Extended Data Fig. 7 Histological analysis of putative upstream brain structures of pre-LCPDYN neurons.
a, Control monosynaptic tracing experiments without rabies glycoprotein (one out of three mice). Scale bars, 100 μm. b, Most PDYN neurons in the dBNST (green) are inhibitory neurons (red, 77.3 ± 1.7% (mean ± s.e.m.); n = 3). c, CAV2-positive neurons in the dBNST, labelled in a retrograde manner from the pre-LC (red), are inhibitory neurons (one out of three mice). Scale bars, 50 μm.

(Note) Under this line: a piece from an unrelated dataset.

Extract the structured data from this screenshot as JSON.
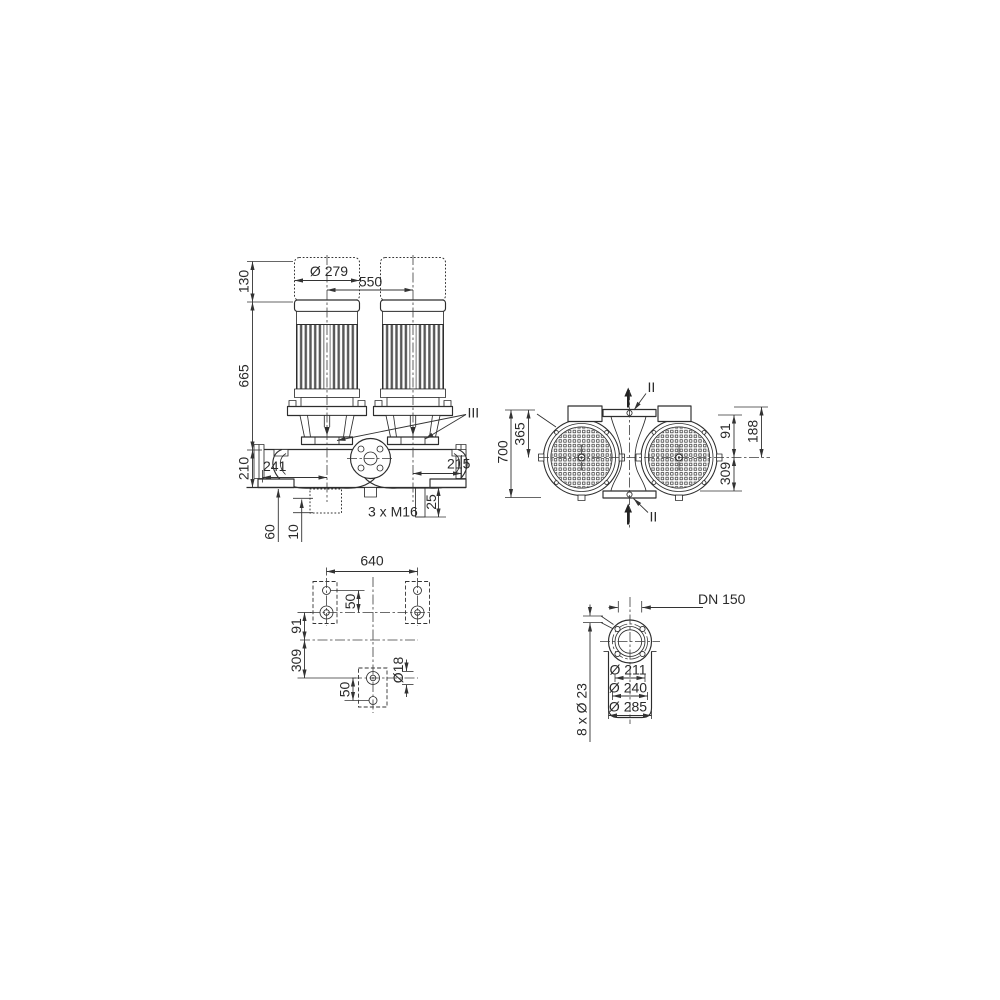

a, PDYN–Cre mice were injected with AAV-DIO-ChR2-mCherry into the pre-LC. Representative axonal projections are shown (one out of six mice). ARC, arcuate nucleus; DMH, dorsomedial hypothalamic nucleus; LH, lateral hypothalamus; PVT, paraventricular thalamic nucleus; vBNST, ventral bed nucleus of the stria terminalis; VTA, ventral tegmental area. Scale bars, 50 μm. b, A wiring diagram of upstream and downstream neural connections of pre-LCPDYN neurons. It is feasible that the ventral tegmental area and lateral hypothalamus process the reward aspect of sodium appetite45,46, whereas the BNST and paraventricular thalamic nucleus may regulate preference and valence towards sodium47,48. Besides the hindbrain, the BNST also receives interoceptive information from subfornical neurons that express angiotensin receptor (SFOAgtr1a)15.